On an early Sunday morning, before the sun has even risen, Zaw Lin Htun walks down the middle of what is usually one of the busiest roads in downtown Yangon, the capital of Myanmar.

He strolls past a golden pagoda. He taps his white cane back and forth on the pavement, making sure to avoid the potholes, loose electrical wires and debris that fill the street and sidewalks.

"White Cane Day is always one of my favorite days of the year," says Htun, who has been blind since he was a child. With the aid of his cane, he detects – and then steps over a pothole. "It's probably one of the most important days of the year for our community" – a time to catch up with old friends and be part of a day of advocacy.
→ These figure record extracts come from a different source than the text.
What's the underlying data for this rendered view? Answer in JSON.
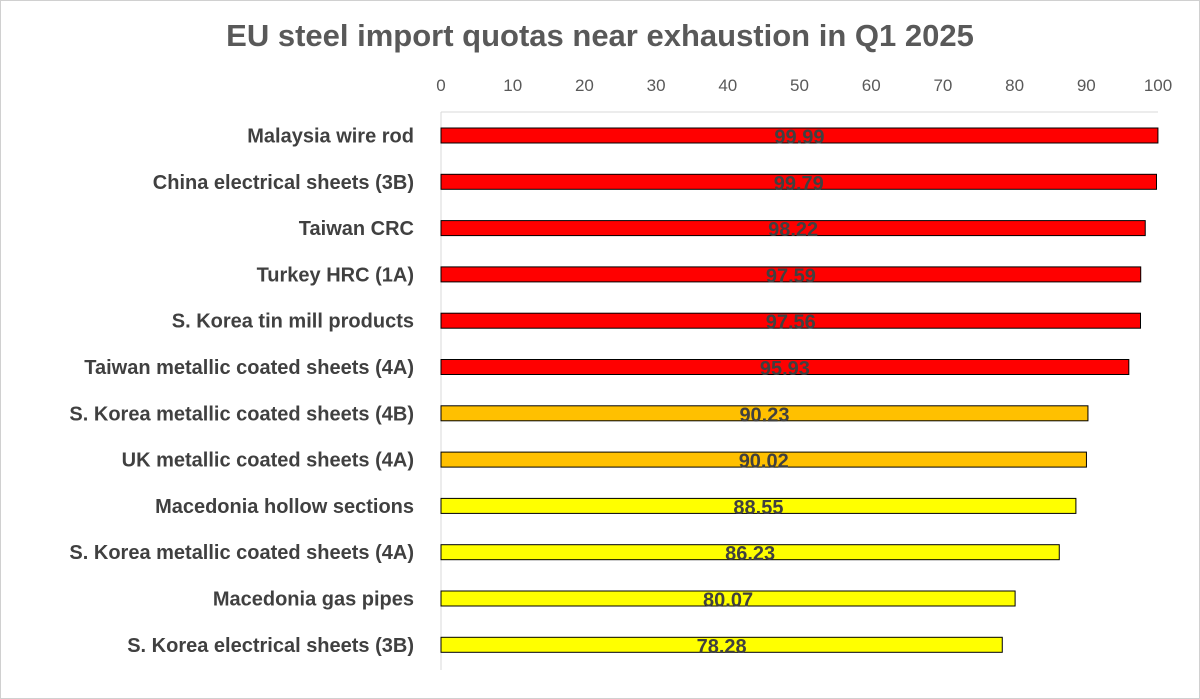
{
  "chart_data": {
    "type": "bar",
    "orientation": "horizontal",
    "title": "EU steel import quotas near exhaustion in Q1 2025",
    "xlabel": "",
    "ylabel": "",
    "xlim": [
      0,
      100
    ],
    "x_ticks": [
      0,
      10,
      20,
      30,
      40,
      50,
      60,
      70,
      80,
      90,
      100
    ],
    "x_axis_position": "top",
    "grid": false,
    "legend": "none",
    "categories": [
      "Malaysia wire rod",
      "China electrical sheets (3B)",
      "Taiwan CRC",
      "Turkey HRC (1A)",
      "S. Korea tin mill products",
      "Taiwan metallic coated sheets (4A)",
      "S. Korea metallic coated sheets (4B)",
      "UK metallic coated sheets (4A)",
      "Macedonia hollow sections",
      "S. Korea metallic coated sheets (4A)",
      "Macedonia gas pipes",
      "S. Korea electrical sheets (3B)"
    ],
    "values": [
      99.99,
      99.79,
      98.22,
      97.59,
      97.56,
      95.93,
      90.23,
      90.02,
      88.55,
      86.23,
      80.07,
      78.28
    ],
    "value_labels": [
      "99.99",
      "99.79",
      "98.22",
      "97.59",
      "97.56",
      "95.93",
      "90.23",
      "90.02",
      "88.55",
      "86.23",
      "80.07",
      "78.28"
    ],
    "bar_colors": [
      "#ff0000",
      "#ff0000",
      "#ff0000",
      "#ff0000",
      "#ff0000",
      "#ff0000",
      "#ffc000",
      "#ffc000",
      "#ffff00",
      "#ffff00",
      "#ffff00",
      "#ffff00"
    ]
  },
  "colors": {
    "title": "#595959",
    "axis_line": "#d9d9d9",
    "bar_outline": "#000000",
    "label_text": "#404040"
  }
}
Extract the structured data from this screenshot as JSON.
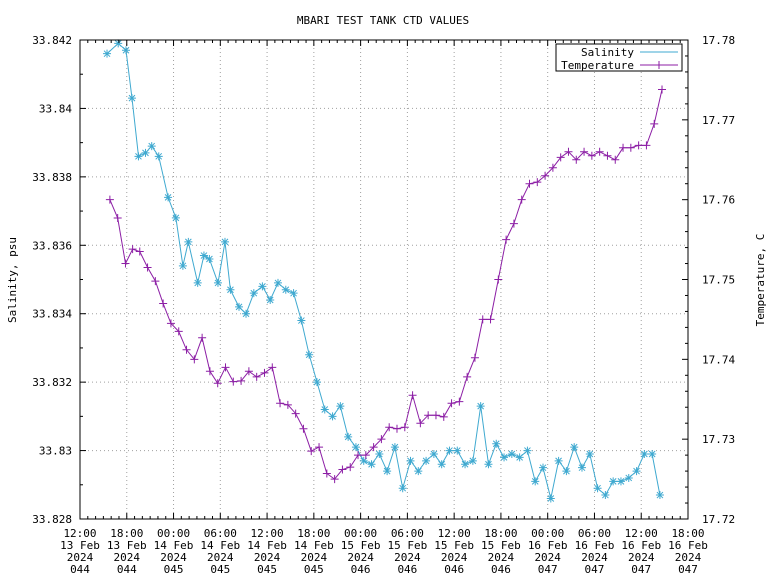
{
  "chart_data": {
    "type": "line",
    "title": "MBARI TEST TANK CTD VALUES",
    "ylabel": "Salinity, psu",
    "y2label": "Temperature, C",
    "xlim": [
      "2024-02-13T12:00",
      "2024-02-16T18:00"
    ],
    "ylim": [
      33.828,
      33.842
    ],
    "y2lim": [
      17.72,
      17.78
    ],
    "grid": true,
    "legend_position": "top-right",
    "x_ticks": [
      {
        "time": "2024-02-13T12:00",
        "lines": [
          "12:00",
          "13 Feb",
          "2024",
          "044"
        ]
      },
      {
        "time": "2024-02-13T18:00",
        "lines": [
          "18:00",
          "13 Feb",
          "2024",
          "044"
        ]
      },
      {
        "time": "2024-02-14T00:00",
        "lines": [
          "00:00",
          "14 Feb",
          "2024",
          "045"
        ]
      },
      {
        "time": "2024-02-14T06:00",
        "lines": [
          "06:00",
          "14 Feb",
          "2024",
          "045"
        ]
      },
      {
        "time": "2024-02-14T12:00",
        "lines": [
          "12:00",
          "14 Feb",
          "2024",
          "045"
        ]
      },
      {
        "time": "2024-02-14T18:00",
        "lines": [
          "18:00",
          "14 Feb",
          "2024",
          "045"
        ]
      },
      {
        "time": "2024-02-15T00:00",
        "lines": [
          "00:00",
          "15 Feb",
          "2024",
          "046"
        ]
      },
      {
        "time": "2024-02-15T06:00",
        "lines": [
          "06:00",
          "15 Feb",
          "2024",
          "046"
        ]
      },
      {
        "time": "2024-02-15T12:00",
        "lines": [
          "12:00",
          "15 Feb",
          "2024",
          "046"
        ]
      },
      {
        "time": "2024-02-15T18:00",
        "lines": [
          "18:00",
          "15 Feb",
          "2024",
          "046"
        ]
      },
      {
        "time": "2024-02-16T00:00",
        "lines": [
          "00:00",
          "16 Feb",
          "2024",
          "047"
        ]
      },
      {
        "time": "2024-02-16T06:00",
        "lines": [
          "06:00",
          "16 Feb",
          "2024",
          "047"
        ]
      },
      {
        "time": "2024-02-16T12:00",
        "lines": [
          "12:00",
          "16 Feb",
          "2024",
          "047"
        ]
      },
      {
        "time": "2024-02-16T18:00",
        "lines": [
          "18:00",
          "16 Feb",
          "2024",
          "047"
        ]
      }
    ],
    "y_ticks": [
      {
        "value": 33.828,
        "label": "33.828"
      },
      {
        "value": 33.83,
        "label": "33.83"
      },
      {
        "value": 33.832,
        "label": "33.832"
      },
      {
        "value": 33.834,
        "label": "33.834"
      },
      {
        "value": 33.836,
        "label": "33.836"
      },
      {
        "value": 33.838,
        "label": "33.838"
      },
      {
        "value": 33.84,
        "label": "33.84"
      },
      {
        "value": 33.842,
        "label": "33.842"
      }
    ],
    "y2_ticks": [
      {
        "value": 17.72,
        "label": "17.72"
      },
      {
        "value": 17.73,
        "label": "17.73"
      },
      {
        "value": 17.74,
        "label": "17.74"
      },
      {
        "value": 17.75,
        "label": "17.75"
      },
      {
        "value": 17.76,
        "label": "17.76"
      },
      {
        "value": 17.77,
        "label": "17.77"
      },
      {
        "value": 17.78,
        "label": "17.78"
      }
    ],
    "series": [
      {
        "name": "Salinity",
        "axis": "left",
        "color": "#3fa9d0",
        "marker": "asterisk",
        "x": [
          "2024-02-13T15:28",
          "2024-02-13T16:54",
          "2024-02-13T17:54",
          "2024-02-13T18:40",
          "2024-02-13T19:30",
          "2024-02-13T20:24",
          "2024-02-13T21:12",
          "2024-02-13T22:06",
          "2024-02-13T23:18",
          "2024-02-14T00:18",
          "2024-02-14T01:12",
          "2024-02-14T01:54",
          "2024-02-14T03:06",
          "2024-02-14T03:54",
          "2024-02-14T04:36",
          "2024-02-14T05:42",
          "2024-02-14T06:36",
          "2024-02-14T07:18",
          "2024-02-14T08:24",
          "2024-02-14T09:18",
          "2024-02-14T10:18",
          "2024-02-14T11:24",
          "2024-02-14T12:24",
          "2024-02-14T13:24",
          "2024-02-14T14:24",
          "2024-02-14T15:24",
          "2024-02-14T16:24",
          "2024-02-14T17:24",
          "2024-02-14T18:24",
          "2024-02-14T19:24",
          "2024-02-14T20:24",
          "2024-02-14T21:24",
          "2024-02-14T22:24",
          "2024-02-14T23:24",
          "2024-02-15T00:24",
          "2024-02-15T01:24",
          "2024-02-15T02:24",
          "2024-02-15T03:24",
          "2024-02-15T04:24",
          "2024-02-15T05:24",
          "2024-02-15T06:24",
          "2024-02-15T07:24",
          "2024-02-15T08:24",
          "2024-02-15T09:24",
          "2024-02-15T10:24",
          "2024-02-15T11:24",
          "2024-02-15T12:24",
          "2024-02-15T13:24",
          "2024-02-15T14:24",
          "2024-02-15T15:24",
          "2024-02-15T16:24",
          "2024-02-15T17:24",
          "2024-02-15T18:24",
          "2024-02-15T19:24",
          "2024-02-15T20:24",
          "2024-02-15T21:24",
          "2024-02-15T22:24",
          "2024-02-15T23:24",
          "2024-02-16T00:24",
          "2024-02-16T01:24",
          "2024-02-16T02:24",
          "2024-02-16T03:24",
          "2024-02-16T04:24",
          "2024-02-16T05:24",
          "2024-02-16T06:24",
          "2024-02-16T07:24",
          "2024-02-16T08:24",
          "2024-02-16T09:24",
          "2024-02-16T10:24",
          "2024-02-16T11:24",
          "2024-02-16T12:24",
          "2024-02-16T13:24",
          "2024-02-16T14:24"
        ],
        "y": [
          33.8416,
          33.8419,
          33.8417,
          33.8403,
          33.8386,
          33.8387,
          33.8389,
          33.8386,
          33.8374,
          33.8368,
          33.8354,
          33.8361,
          33.8349,
          33.8357,
          33.8356,
          33.8349,
          33.8361,
          33.8347,
          33.8342,
          33.834,
          33.8346,
          33.8348,
          33.8344,
          33.8349,
          33.8347,
          33.8346,
          33.8338,
          33.8328,
          33.832,
          33.8312,
          33.831,
          33.8313,
          33.8304,
          33.8301,
          33.8297,
          33.8296,
          33.8299,
          33.8294,
          33.8301,
          33.8289,
          33.8297,
          33.8294,
          33.8297,
          33.8299,
          33.8296,
          33.83,
          33.83,
          33.8296,
          33.8297,
          33.8313,
          33.8296,
          33.8302,
          33.8298,
          33.8299,
          33.8298,
          33.83,
          33.8291,
          33.8295,
          33.8286,
          33.8297,
          33.8294,
          33.8301,
          33.8295,
          33.8299,
          33.8289,
          33.8287,
          33.8291,
          33.8291,
          33.8292,
          33.8294,
          33.8299,
          33.8299,
          33.8287
        ]
      },
      {
        "name": "Temperature",
        "axis": "right",
        "color": "#8c1ea5",
        "marker": "plus",
        "x": [
          "2024-02-13T15:50",
          "2024-02-13T16:50",
          "2024-02-13T17:50",
          "2024-02-13T18:45",
          "2024-02-13T19:40",
          "2024-02-13T20:40",
          "2024-02-13T21:40",
          "2024-02-13T22:40",
          "2024-02-13T23:40",
          "2024-02-14T00:40",
          "2024-02-14T01:40",
          "2024-02-14T02:40",
          "2024-02-14T03:40",
          "2024-02-14T04:40",
          "2024-02-14T05:40",
          "2024-02-14T06:40",
          "2024-02-14T07:40",
          "2024-02-14T08:40",
          "2024-02-14T09:40",
          "2024-02-14T10:40",
          "2024-02-14T11:40",
          "2024-02-14T12:40",
          "2024-02-14T13:40",
          "2024-02-14T14:40",
          "2024-02-14T15:40",
          "2024-02-14T16:40",
          "2024-02-14T17:40",
          "2024-02-14T18:40",
          "2024-02-14T19:40",
          "2024-02-14T20:40",
          "2024-02-14T21:40",
          "2024-02-14T22:40",
          "2024-02-14T23:40",
          "2024-02-15T00:40",
          "2024-02-15T01:40",
          "2024-02-15T02:40",
          "2024-02-15T03:40",
          "2024-02-15T04:40",
          "2024-02-15T05:40",
          "2024-02-15T06:40",
          "2024-02-15T07:40",
          "2024-02-15T08:40",
          "2024-02-15T09:40",
          "2024-02-15T10:40",
          "2024-02-15T11:40",
          "2024-02-15T12:40",
          "2024-02-15T13:40",
          "2024-02-15T14:40",
          "2024-02-15T15:40",
          "2024-02-15T16:40",
          "2024-02-15T17:40",
          "2024-02-15T18:40",
          "2024-02-15T19:40",
          "2024-02-15T20:40",
          "2024-02-15T21:40",
          "2024-02-15T22:40",
          "2024-02-15T23:40",
          "2024-02-16T00:40",
          "2024-02-16T01:40",
          "2024-02-16T02:40",
          "2024-02-16T03:40",
          "2024-02-16T04:40",
          "2024-02-16T05:40",
          "2024-02-16T06:40",
          "2024-02-16T07:40",
          "2024-02-16T08:40",
          "2024-02-16T09:40",
          "2024-02-16T10:40",
          "2024-02-16T11:40",
          "2024-02-16T12:40",
          "2024-02-16T13:40",
          "2024-02-16T14:40"
        ],
        "y": [
          17.76,
          17.7577,
          17.752,
          17.7538,
          17.7535,
          17.7515,
          17.7498,
          17.747,
          17.7445,
          17.7435,
          17.7412,
          17.74,
          17.7427,
          17.7385,
          17.737,
          17.739,
          17.7372,
          17.7373,
          17.7385,
          17.7378,
          17.7383,
          17.739,
          17.7345,
          17.7343,
          17.7332,
          17.7313,
          17.7285,
          17.729,
          17.7257,
          17.725,
          17.7262,
          17.7265,
          17.728,
          17.728,
          17.729,
          17.73,
          17.7315,
          17.7313,
          17.7315,
          17.7355,
          17.732,
          17.733,
          17.733,
          17.7328,
          17.7345,
          17.7347,
          17.7378,
          17.7402,
          17.745,
          17.745,
          17.75,
          17.755,
          17.757,
          17.76,
          17.762,
          17.7622,
          17.763,
          17.764,
          17.7653,
          17.766,
          17.765,
          17.766,
          17.7655,
          17.766,
          17.7655,
          17.765,
          17.7665,
          17.7665,
          17.7668,
          17.7668,
          17.7695,
          17.7738
        ]
      }
    ]
  }
}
White Cane Day was first declared by the U.S. Congress on October 15, 1964. The goal was to raise awareness of the accomplishments of the blind and visually impaired and to emphasize the importance of the white cane.
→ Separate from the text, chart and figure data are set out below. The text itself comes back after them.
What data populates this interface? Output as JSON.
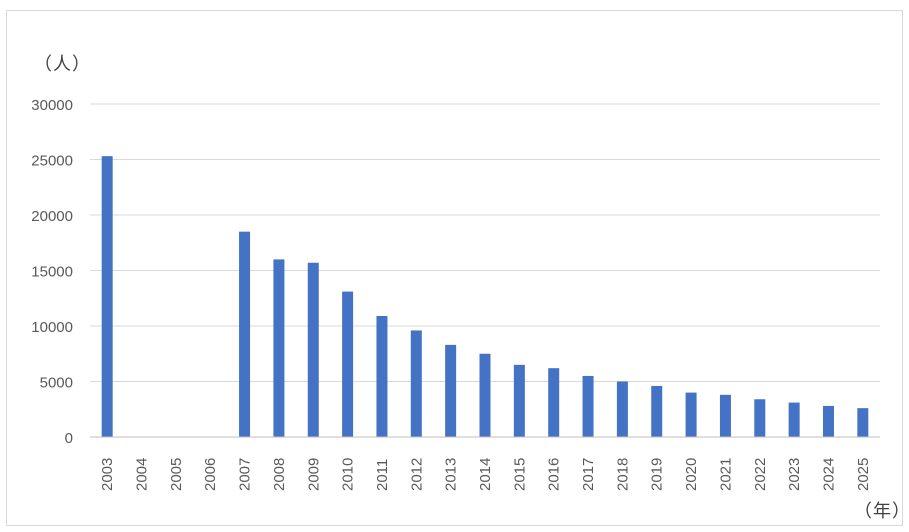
{
  "chart_data": {
    "type": "bar",
    "title": "",
    "xlabel": "（年）",
    "ylabel": "（人）",
    "categories": [
      "2003",
      "2004",
      "2005",
      "2006",
      "2007",
      "2008",
      "2009",
      "2010",
      "2011",
      "2012",
      "2013",
      "2014",
      "2015",
      "2016",
      "2017",
      "2018",
      "2019",
      "2020",
      "2021",
      "2022",
      "2023",
      "2024",
      "2025"
    ],
    "series": [
      {
        "values": [
          25300,
          null,
          null,
          null,
          18500,
          16000,
          15700,
          13100,
          10900,
          9600,
          8300,
          7500,
          6500,
          6200,
          5500,
          5000,
          4600,
          4000,
          3800,
          3400,
          3100,
          2800,
          2600
        ]
      }
    ],
    "ylim": [
      0,
      30000
    ],
    "yticks": [
      "0",
      "5000",
      "10000",
      "15000",
      "20000",
      "25000",
      "30000"
    ],
    "grid": true,
    "legend": "none",
    "bar_color": "#4472C4",
    "grid_color": "#d9d9d9",
    "axis_color": "#bfbfbf",
    "text_color": "#595959"
  }
}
"For many visually-impaired people the white cane is a symbol of independence and safety," says Penny Hartin, CEO of the World Blind Union. "Using it enables people to do everyday tasks on their own and not have to rely on others. It really brings a special independence to peoples' lives."

The cane "extends our sense of touch so we're able to detect obstacles and safely navigate our environments," explains Chris Danielsen, a spokesman for the National Federation of the Blind. "You extend it in front of you and sweep it from side to side, anticipating your next step."

Over the years, White Cane Day has been embraced by countries around the world. In developing countries, its mission is critical because of a general lack of knowledge about white canes.

"When I travel on my own across the country people don't understand what my cane means," says Emma Parker, director of the Sierra Leone Association of the Blind in Freetown, the country's capital. "And those who do realize I am blind will try to help by pulling the cane or pulling on my arms to try and guide me. They don't know what to do, and it makes getting around much harder."

Grabbing a person's white cane is "kind of insulting to the blind person, leading them by a leash almost — and they're not able to use the cane," says Danielsen of the National Federation of the Blind.

To give the general public an idea of what it is like to be blind, Parker says that workshops are held on White Cane Days. One year, sighted attendees were blindfolded and instructed to walk around with a white cane.

"After a few minutes they would cry out, 'Oh! We now know that it's difficult for you when we try to pull and push you around!'" says Parker, with a hearty laugh. "People started to really understand our difficulties. And over the years more people have begun to understand the white cane."

White Cane Day also emphasizes the obstacles that face the visually impaired in every walk of life. "We confront barriers in education, transportation, health, dealing with monetary issues like banks and currency, even our social life," says Asoka Weerawardhana, who serves as an officer on the Sri Lanka Council for the Blind. "There are so many restrictions."

Of course there are obstacles in the developed world as well. "I went to Athens a couple of months ago and was walking around the old city with my cane," says Hartin. "All of a sudden the sidewalk would stop and there would be a building in front of me. Even the cities that are a bit more modern sometimes don't really have a clear, smooth footpath."

As the sun starts to rise in Yangon, the last participants in White Cane Day cross the finish line. The walk lasted about three hours. Some rest and talk with friends, others walk into the nearby City Hall for meetings that had been set up with government officials to raise issues important to the blind activist community.

Htun, who works for the Myanmar Federation of Persons With Disabilities, is sitting on the ground with a smile on his face.

"The organizers are saying there are over a thousand people here this year," Htun says. "Every year the crowd gets bigger."